キムボール・マサニチには、キムボール・マサオという長男がいたが、温厚で融和的な性格であり、独裁政権の権力者達や軍上層部は国家方針が軟化するのを危惧して、次男のキムボール・ジョンソンを擁立した。もし長男だったら、他の兄弟の存在は我慢したかもしれなかったが、次男だったので、我慢できずに邪魔な長男を海外に逃亡した先で暗殺した。サツバツ!
キムボール・ジョンソンの代になり、北コーライは更に尖鋭化した。戦略級極大魔法の研究を匂わす段階から、実際に実験する段階にまで進め、ツイステ合州国への挑発を強めた。
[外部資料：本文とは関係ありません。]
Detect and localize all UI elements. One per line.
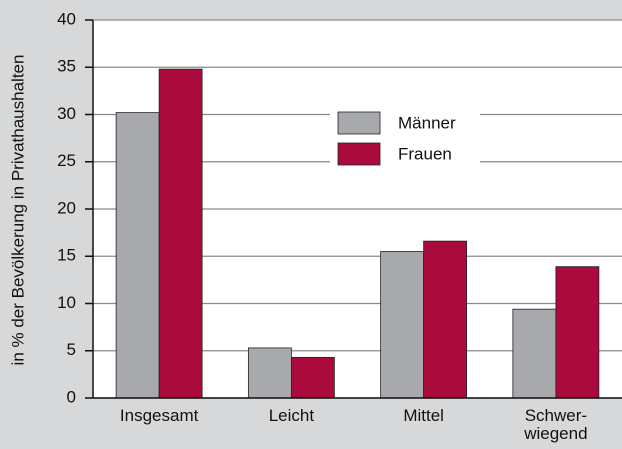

しかし、キムボール・ジョンソンの本心は、むしろダイシン帝國への抑止力の面が強かった。
それに対して、ツイステ合州国は、戦略級極大魔法の完全なる放棄・検証を要求した。
コーライ戦争の後に少しは存在した北コーライと外国との交易にも経済制裁を加えたが、ダイシン帝國が、生かさず殺さずの支援をやめなかったので、今ひとつ決定力に欠け、やはり軍事侵攻しかないのか…というのが現状であった。
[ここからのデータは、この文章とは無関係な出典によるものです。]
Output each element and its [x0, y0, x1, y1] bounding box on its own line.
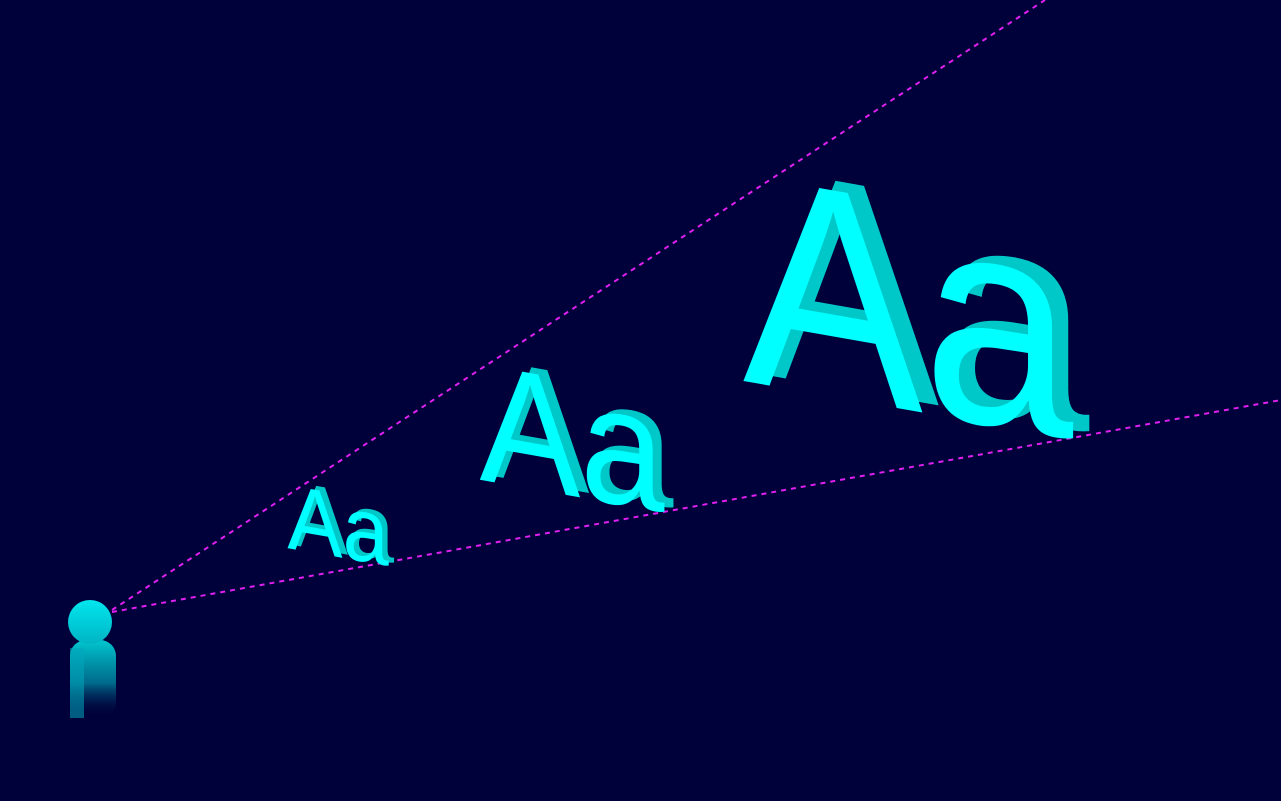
- sample-large-text: Aa: [743, 109, 1075, 503]
- viewer-figure-icon: [68, 600, 116, 718]
- sample-medium-text: Aa: [480, 328, 665, 549]
- type-sample-small: Aa Aa: [287, 462, 394, 586]
- sample-small-text: Aa: [287, 465, 388, 586]
- sample-small-extrusion: Aa: [293, 462, 394, 583]
- sample-medium-extrusion: Aa: [489, 324, 674, 545]
- type-sample-medium: Aa Aa: [480, 324, 674, 549]
- sample-large-extrusion: Aa: [759, 102, 1091, 496]
- type-sample-large: Aa Aa: [743, 102, 1091, 503]
- lower-sightline: [111, 399, 1281, 613]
☯☯☯☯☯☯☯☯☯☯☯☯☯☯☯☯☯☯☯☯☯☯☯☯☯☯

「ウリの世界には、北風と太陽という逸話があったニダよ。旅人のコートを脱がすのに北風と太陽が競争したニダが、北風がいくら強くビュービュー吹いてもコートを脱がなかったのに太陽が燦々と降り注ぐと暑くなった旅人はコートを脱いだということニダ!」

「おお、なんか含蓄がある寓話ですね」
マルペ君。

「問題のある隣国に敵対するのでは無くて、手を差し伸べて、軟化させるのを、ウリの尊敬する先生は”太陽政策”と呼んでいたニダよ。そして、”フット・イン・ザ・ドアラ”テクニックというのがあるニダ。」

「おお、なんか頭良さそうなフレーズですね!」
すっかり頭が悪くなった感のあるマルペ君。

「まずは、警戒されないような小さな共同事業を提案するニダよ。鉄道を通すとか、共同開発の工業地帯特区とか。その実績を積んでいけば、次第に大きな譲歩を迫れるようになるニダ!」

「しかし、ツイステ合州国は穀物や工業製品の禁輸措置や北への送金停止などの対策を講じており、難しいですわよ。」
ジェーン・スク王女が、一応、義務的にツッコんでみた。

「そこは頭を使うニダ。北側に親類のいる分断家族がいたら、面会を理由に派遣させたり、北側に観光地があったらそこに南側の観光客を派遣させてお金を落とさせるとか…。穀物輸出がダメなら、目を付けられない程度の量のミカンなんかの箱の底にこっそり金塊を忍ばせておくとか、搦め手はいくらでもあるニダよ!ハードルは高ければ高いほど、くぐりやすくなるというものニダ!」
ニチャァと良い笑顔で笑うムーン。

さすがにどうかと思う話であったが、政府や外務省の要人に、このアイディアをジェーン・スク王女やマルペ君が、伝えると藁をも掴みたいパーク政権は乗り気になり、いろいろと実行に移されたのであった。
もちろん、ツイステ合州国は、経済制裁を台無しにしかねないこの愚策に関して、大いに腹を立てたが、絶妙に制裁項目の抜け道を潜り抜けるようなやり口への対応に苦慮した。
こうなったらパーク政権自体をすげ替えるしかないのではないかとツイステ合州国の一部には不穏な考えが生まれ始めた。